When policymakers bristle at pushing banks to accept principal reductions on mortgages in order to help people remain in their homes, it’s not just that they’re doing the banks’ bidding. It’s also that helping people stay in their homes would devalue housing-based assets, when the goal of policymakers is to re-inflate those assets as soon as possible. Policymakers don’t want to stop foreclosures; they want to speed them up in order get rid of the “dead weight” that is preventing housing assets from rising again.
The recklessness and stupidity of this sort of approach to public policy should have been proven by the 2008 financial crisis that saw the rapid destruction of asset values in stocks, bonds, and housing. Predicating economic health on asset growth is a pipe dream: most people will never have enough assets to make it work, and asset growth is far too unstable to serve as the basis for a functional economy.
Whether they can articulate it or not, what has most progressives most incensed about the Obama Administration’s domestic policy is that it has ultimately hewed to the same asset-based economic model. When the Administration could be progressive on cutting costs or ensuring equality without negatively impacting assets, it did so. That’s what the ACA, the Ledbetter Act, the repeal of Don’t Ask Don’t Tell and numerous other left-leaning Administration moves were designed to do. But the Administration has been very reticent to take any actions that would negatively impact the value of assets.

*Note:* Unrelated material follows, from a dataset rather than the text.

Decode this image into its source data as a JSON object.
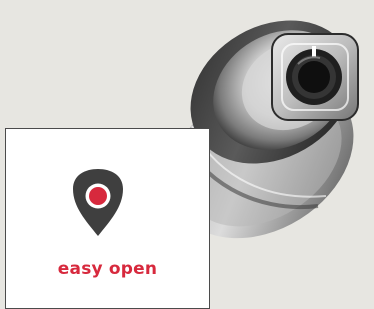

America will only return to real economic health when the asset-crazed insanity of the last 30 years is brought to heel, and America returns to a public policy that is far more interested in wage growth and economic stability than it is in asset inflation. Until then, we can expect continued political and economic shocks from an angry electorate and an economy that has run off the rails due to 30 years of deeply misguided anti-inflation, pro-asset-growth ideology.